Weekend Of A Champion
Questions to explore after watching Roman Polanski’s 2013 documentary Jackie Stewart: Weekend Of A Champion;
- How is the documentary structured?
- Questions that are asked?
- How does it remain impartial?
- Does it raise more questions than answers?
- Do you have an emotional tie to the film?
1) Weekend Of A Champion is a fly on the wall-style documentary filmed by Roman Polanski during the Monaco Grand Prix in May 1971. After the conclusion of that race weekend, Roman and Jackie look back on that time 40 years later as older men and discuss not only those events, but of Jackie’s background and the modern era of the sport of motor racing.

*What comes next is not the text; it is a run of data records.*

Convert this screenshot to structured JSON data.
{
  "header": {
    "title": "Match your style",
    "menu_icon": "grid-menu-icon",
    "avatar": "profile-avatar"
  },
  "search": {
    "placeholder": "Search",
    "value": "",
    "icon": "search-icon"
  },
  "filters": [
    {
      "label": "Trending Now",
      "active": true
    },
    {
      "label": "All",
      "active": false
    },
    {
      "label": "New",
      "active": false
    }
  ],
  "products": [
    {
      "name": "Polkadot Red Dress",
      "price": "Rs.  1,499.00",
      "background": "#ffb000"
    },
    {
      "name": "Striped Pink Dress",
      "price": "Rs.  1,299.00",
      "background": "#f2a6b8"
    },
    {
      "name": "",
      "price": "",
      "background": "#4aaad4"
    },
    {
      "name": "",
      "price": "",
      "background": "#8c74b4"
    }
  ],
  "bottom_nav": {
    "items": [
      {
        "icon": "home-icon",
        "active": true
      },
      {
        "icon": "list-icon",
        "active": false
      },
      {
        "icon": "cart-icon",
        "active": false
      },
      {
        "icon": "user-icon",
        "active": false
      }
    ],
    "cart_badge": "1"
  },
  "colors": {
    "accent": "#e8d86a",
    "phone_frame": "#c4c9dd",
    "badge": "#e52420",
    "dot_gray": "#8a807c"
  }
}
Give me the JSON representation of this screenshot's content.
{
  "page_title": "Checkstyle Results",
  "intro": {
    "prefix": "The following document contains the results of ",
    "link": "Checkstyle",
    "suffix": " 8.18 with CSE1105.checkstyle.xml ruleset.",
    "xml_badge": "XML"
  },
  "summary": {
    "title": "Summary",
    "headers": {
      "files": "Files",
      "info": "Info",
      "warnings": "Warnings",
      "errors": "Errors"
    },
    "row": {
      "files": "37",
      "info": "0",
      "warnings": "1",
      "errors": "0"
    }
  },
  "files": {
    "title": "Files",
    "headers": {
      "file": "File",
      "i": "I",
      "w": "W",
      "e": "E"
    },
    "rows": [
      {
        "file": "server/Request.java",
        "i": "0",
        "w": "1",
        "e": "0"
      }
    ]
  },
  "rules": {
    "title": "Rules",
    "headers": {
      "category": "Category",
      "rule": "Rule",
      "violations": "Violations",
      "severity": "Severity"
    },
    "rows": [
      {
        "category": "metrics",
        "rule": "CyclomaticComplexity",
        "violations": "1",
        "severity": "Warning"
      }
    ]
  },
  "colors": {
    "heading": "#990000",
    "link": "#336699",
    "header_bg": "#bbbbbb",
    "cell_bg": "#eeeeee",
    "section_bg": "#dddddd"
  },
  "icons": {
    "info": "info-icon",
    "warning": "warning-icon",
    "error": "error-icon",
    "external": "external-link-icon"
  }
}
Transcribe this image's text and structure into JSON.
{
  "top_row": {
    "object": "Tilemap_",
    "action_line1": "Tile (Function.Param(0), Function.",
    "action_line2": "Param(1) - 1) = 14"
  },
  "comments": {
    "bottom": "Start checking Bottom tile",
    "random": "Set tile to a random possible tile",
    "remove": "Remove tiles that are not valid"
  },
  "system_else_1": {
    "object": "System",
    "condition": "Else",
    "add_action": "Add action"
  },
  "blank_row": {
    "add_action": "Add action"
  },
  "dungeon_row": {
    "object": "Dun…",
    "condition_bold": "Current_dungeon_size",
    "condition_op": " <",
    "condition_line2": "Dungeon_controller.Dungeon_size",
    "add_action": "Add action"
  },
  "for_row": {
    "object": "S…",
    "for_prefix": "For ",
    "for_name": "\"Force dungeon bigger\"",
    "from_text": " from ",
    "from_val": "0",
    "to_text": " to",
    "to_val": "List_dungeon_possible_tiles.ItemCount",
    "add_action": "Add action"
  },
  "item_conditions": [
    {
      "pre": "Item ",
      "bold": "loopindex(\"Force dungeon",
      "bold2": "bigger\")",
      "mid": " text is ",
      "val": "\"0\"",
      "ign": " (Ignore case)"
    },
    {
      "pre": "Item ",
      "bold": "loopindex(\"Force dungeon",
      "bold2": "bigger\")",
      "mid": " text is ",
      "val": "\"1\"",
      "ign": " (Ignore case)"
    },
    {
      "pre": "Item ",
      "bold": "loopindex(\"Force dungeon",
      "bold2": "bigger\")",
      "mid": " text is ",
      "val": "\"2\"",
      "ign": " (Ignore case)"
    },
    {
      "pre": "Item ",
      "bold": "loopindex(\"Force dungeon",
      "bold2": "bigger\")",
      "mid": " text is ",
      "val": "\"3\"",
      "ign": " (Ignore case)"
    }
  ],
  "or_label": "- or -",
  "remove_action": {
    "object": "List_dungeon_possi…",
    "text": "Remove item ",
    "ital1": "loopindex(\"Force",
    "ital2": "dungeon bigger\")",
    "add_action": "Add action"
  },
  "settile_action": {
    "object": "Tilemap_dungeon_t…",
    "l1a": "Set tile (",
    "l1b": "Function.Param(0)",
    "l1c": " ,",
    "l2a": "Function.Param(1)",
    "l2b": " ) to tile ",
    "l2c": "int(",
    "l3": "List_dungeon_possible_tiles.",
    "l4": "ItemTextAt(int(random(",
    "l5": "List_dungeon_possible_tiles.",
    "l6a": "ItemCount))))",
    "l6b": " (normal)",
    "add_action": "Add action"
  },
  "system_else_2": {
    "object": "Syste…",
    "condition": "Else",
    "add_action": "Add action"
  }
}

2) Even though Polanski should, in theory, be vocally dictating the content of the questioning and content, it is Jackie Stewart who is the voice of the documentary- giving his insight and thoughts to give context and direction to a scene without prior questions being raised on camera. It is a fluid style with an example found at the start, where Stewart is giving a track guide around Monte Carlo, seeming not only to talk to Roman, but the audience as well. Jackie is also seen asking questions to other individuals, eg the competition winner. It is not until the 20 minute mark where Roman asks a question to Jackie about the safety of their viewing position near the circuit. As they are close friends, the questioning is more conversational and observational; eg, ”When I watch you practice, you look the slowest…” Again, because they are close friends, the style of questions and the rapport is deeper and obtained without effort; this is evident when Stewart opens up to Roman about him hiding the fact he was dyslexic and not able to read or write correctly at the time of filming.
3) The film is rather one-sided due to the fact Jackie Stewart is the main focus of the documentary, although it does look at the spectacle of Monaco aswell. Roman shows the man behind the racing driver. To give a broader view of the event, figures such as Francois Cervert, Helen Stewart, Graham Hill and the Tyrell team as a whole are also represented.
4) The film does a very good job of answering more questions than it raises and ties up the documentary very well. As a non-motor racing enthusiast, some questions which may be drawn from watching Weekend Of A Champion could be a more in-depth look into Jackie’s career- particular events after Monaco ’71 and possibly a look at Formula One in the modern era, however, both points are touched on briefly during the conversation at the end of the film.
5) As a Formula One fan, I instantly hold a connection with the film, and thus, an emotional tie. But, for those who aren’t, the subject matter could evoke emotion. This is based on two themes; safety during that era of the sport and driver fatalities because of how dangerous F1 was back in the 60’s & 70’s. Many drivers lost their lives which Jackie’s doctor Mr. J Marti talks about, saying how Stewart had lost 3 close friends in a year. When sat looking back on that time, Jackie spoke of having a 2 in 3 chance of dying during a 5 year period back in the late 1960’s and early 1970’s- this is shocking and hard to comprehend the seriousness of those odds men like Jackie had to face whilst racing. This is intensified by looking at safety in the modern era and the steps Jackie Stewart took to help increase safety of todays racing drivers- and how, luckily, many are able to walk away from truly unbelievable incidents, most noticeably Robert Kubica’s horrific crash at Montreal and Mark Webber flipping in the air and shunting the barrier at 130mph at Valencia. Finally, the death of Francois Cervert after the Monaco Grand Prix is probably the most emotional point as Stewart was not only Cervert’s team-mate at Tyrell, but also his friend and teacher to his protegé. Even Roman Polanski confesses that after Francois’ death, he lost interest in the sport.